# Proof f(x)>g(x) in an interval

1. Dec 20, 2016

### Dank2

1. The problem statement, all variables and given/known data
let fx, gx be continuous in [a,b] and differentiable in (a,b). at the end of the interval f(a) >= g(a).

and f'(x) >g'(x) for a<x<b.

proof f(x) > g(x) for a<x<=b

Attempt:
There is a statement says that if the f'x = g'x for x in [a,b] , then there exists k such that f'x - g'x = k for any x in [a,b]

but f'(x) = g'(x) + t(x), where t(x) isn't have to be a line. and i cannot use the statement

2. Dec 20, 2016

### BvU

Shouldn't that be a < sign ?

3. Dec 20, 2016

### Dank2

nope.

4. Dec 20, 2016

### BvU

Might be hard to prove, then:
a=0, b =2, f(x) = x, g(x) = 1 satisifies all criteria, yet f < g on half the interval.

 Ah, the end of the interval is at the beginning. My bad

5. Dec 20, 2016

### Dank2

but f(a) is not equal or or bigger thatn g(a).

6. Dec 20, 2016

### BvU

Yeeah, I get it. Was wrongfooted by the 'end' term.
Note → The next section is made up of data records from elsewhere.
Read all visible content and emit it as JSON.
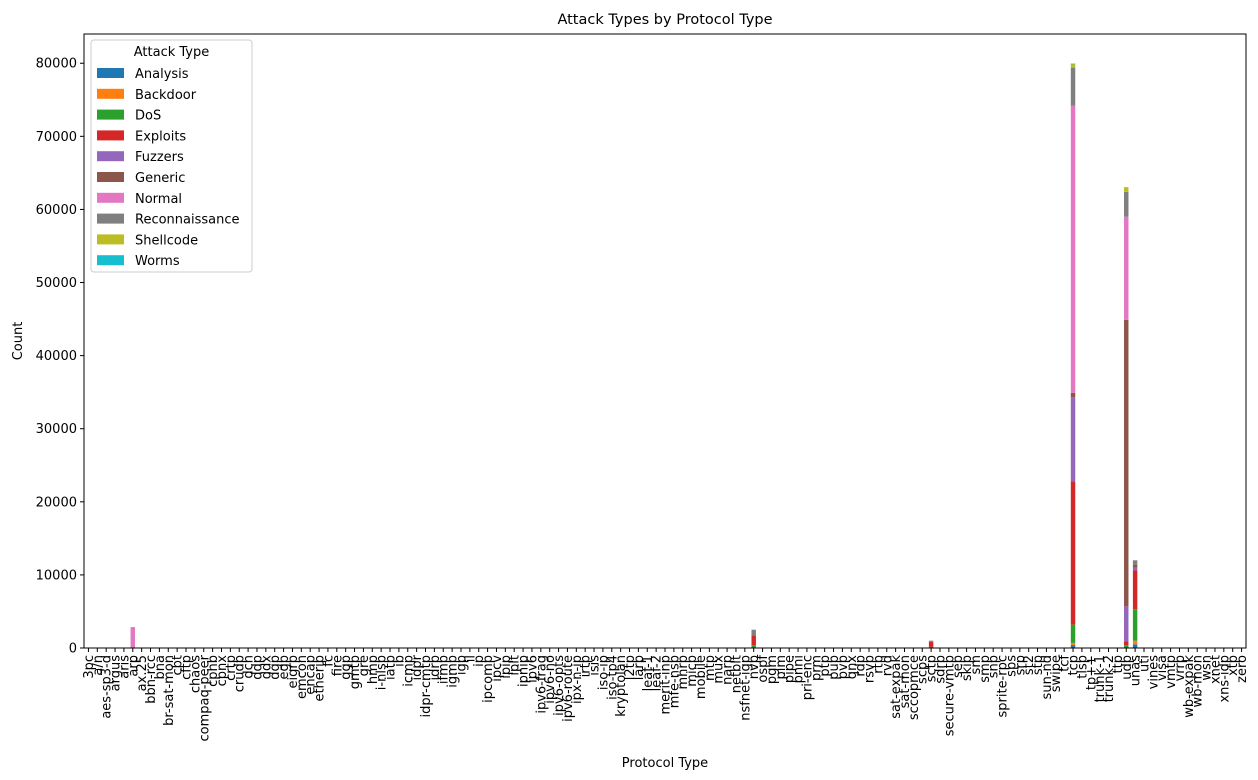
{
  "chart_data": {
    "type": "bar",
    "stacked": true,
    "title": "Attack Types by Protocol Type",
    "xlabel": "Protocol Type",
    "ylabel": "Count",
    "ylim": [
      0,
      84000
    ],
    "yticks": [
      0,
      10000,
      20000,
      30000,
      40000,
      50000,
      60000,
      70000,
      80000
    ],
    "grid": false,
    "legend_title": "Attack Type",
    "legend_position": "top-left",
    "categories": [
      "3pc",
      "a/n",
      "aes-sp3-d",
      "argus",
      "aris",
      "arp",
      "ax.25",
      "bbn-rcc",
      "bna",
      "br-sat-mon",
      "cbt",
      "cftp",
      "chaos",
      "compaq-peer",
      "cphb",
      "cpnx",
      "crtp",
      "crudp",
      "dcn",
      "ddp",
      "ddx",
      "dgp",
      "egp",
      "eigrp",
      "emcon",
      "encap",
      "etherip",
      "fc",
      "fire",
      "ggp",
      "gmtp",
      "gre",
      "hmp",
      "i-nlsp",
      "iatp",
      "ib",
      "icmp",
      "idpr",
      "idpr-cmtp",
      "idrp",
      "ifmp",
      "igmp",
      "igp",
      "il",
      "ip",
      "ipcomp",
      "ipcv",
      "ipip",
      "iplt",
      "ipnip",
      "ipv6",
      "ipv6-frag",
      "ipv6-no",
      "ipv6-opts",
      "ipv6-route",
      "ipx-n-ip",
      "irtp",
      "isis",
      "iso-ip",
      "iso-tp4",
      "kryptolan",
      "l2tp",
      "larp",
      "leaf-1",
      "leaf-2",
      "merit-inp",
      "mfe-nsp",
      "mhrp",
      "micp",
      "mobile",
      "mtp",
      "mux",
      "narp",
      "netblt",
      "nsfnet-igp",
      "nvp",
      "ospf",
      "pgm",
      "pim",
      "pipe",
      "pnni",
      "pri-enc",
      "prm",
      "ptp",
      "pup",
      "pvp",
      "qnx",
      "rdp",
      "rsvp",
      "rtp",
      "rvd",
      "sat-expak",
      "sat-mon",
      "sccopmce",
      "scps",
      "sctp",
      "sdrp",
      "secure-vmtp",
      "sep",
      "skip",
      "sm",
      "smp",
      "snp",
      "sprite-rpc",
      "sps",
      "srp",
      "st2",
      "stp",
      "sun-nd",
      "swipe",
      "tcf",
      "tcp",
      "tlsp",
      "tp++",
      "trunk-1",
      "trunk-2",
      "ttp",
      "udp",
      "unas",
      "uti",
      "vines",
      "visa",
      "vmtp",
      "vrrp",
      "wb-expak",
      "wb-mon",
      "wsn",
      "xnet",
      "xns-idp",
      "xtp",
      "zero"
    ],
    "series": [
      {
        "name": "Analysis",
        "color": "#1f77b4",
        "values": {
          "tcp": 400,
          "unas": 500
        }
      },
      {
        "name": "Backdoor",
        "color": "#ff7f0e",
        "values": {
          "tcp": 300,
          "unas": 500
        }
      },
      {
        "name": "DoS",
        "color": "#2ca02c",
        "values": {
          "nvp": 400,
          "sctp": 150,
          "tcp": 2500,
          "udp": 400,
          "unas": 4300
        }
      },
      {
        "name": "Exploits",
        "color": "#d62728",
        "values": {
          "argus": 70,
          "nvp": 1300,
          "sctp": 700,
          "tcp": 19600,
          "udp": 500,
          "unas": 5300
        }
      },
      {
        "name": "Fuzzers",
        "color": "#9467bd",
        "values": {
          "tcp": 11500,
          "udp": 4800,
          "unas": 400
        }
      },
      {
        "name": "Generic",
        "color": "#8c564b",
        "values": {
          "tcp": 600,
          "udp": 39200,
          "unas": 400
        }
      },
      {
        "name": "Normal",
        "color": "#e377c2",
        "values": {
          "arp": 2860,
          "ospf": 30,
          "tcp": 39300,
          "udp": 14100
        }
      },
      {
        "name": "Reconnaissance",
        "color": "#7f7f7f",
        "values": {
          "nvp": 800,
          "sctp": 150,
          "tcp": 5200,
          "udp": 3400,
          "unas": 600
        }
      },
      {
        "name": "Shellcode",
        "color": "#bcbd22",
        "values": {
          "tcp": 500,
          "udp": 600
        }
      },
      {
        "name": "Worms",
        "color": "#17becf",
        "values": {
          "tcp": 50,
          "udp": 20
        }
      }
    ]
  }
}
With f' - g' > 0 and the definition of derivative you should be able to go through the interval without f-g diminishing from its starting value f(a)-g(a).

7. Dec 20, 2016

### Dank2

f'(x) - g'(x) = lim(f(x+h) -f(x) -g(x+h) -g(x))/h > 0

like that? how can i take out f(x) - g(x)

8. Dec 20, 2016

### BvU

Ergo there is a h> 0 such that f(a+h)-g(a+h) > f(a)-g(h)

9. Dec 20, 2016

### Dank2

wait but we need x no?, a is the start of the interval

10. Dec 20, 2016

### BvU

So a+h is the new 'beginning' for the next step. Crux is if we can prove this can be continued all through the a,b interval in a finite number of steps.

11. Dec 20, 2016

### Dank2

but why doesn't the limit and the h at the denominator making problems here?
what i've got is
lim (f(x+h) - g(x+h))/h > lim (f(x) + g(x))/h

12. Dec 20, 2016

### Dank2

ok i think i got it, the limit doesn't change it much

13. Dec 20, 2016

### PeroK

I'm not sure looking at the definition of the derivative is the best way forward. In any case, it's best to introduce a new function, let's call it $k$ such that:

$k(x) = f(x) - g(x)$

What can you say about $k$? And what theorems do you know?

14. Dec 20, 2016

### Dank2

it is continuous and it is differentiable.
However there is a theorem i know regarding k(x) being constant, but i cannot assume it here.

15. Dec 20, 2016

### PeroK

Do you know the Mean Value Theorem?

16. Dec 20, 2016

### Dank2

yes

17. Dec 20, 2016

### PeroK

It might be useful here!

18. Dec 20, 2016

### Dank2

So;
(f(b) - f(a))/b-a > (g(b)-g(a))/b-a

and i can pick any b-a such that the diffrence is very small, so i can use x instead of it ?? so f(b) - f(a) = f(b)

19. Dec 20, 2016

### PeroK

You need to switch your attention to $k(x)$. Also, I suggest a proof by contradiction using the MVT.

20. Dec 20, 2016

### Dank2

ok K'(x) >0 for any x in the interval.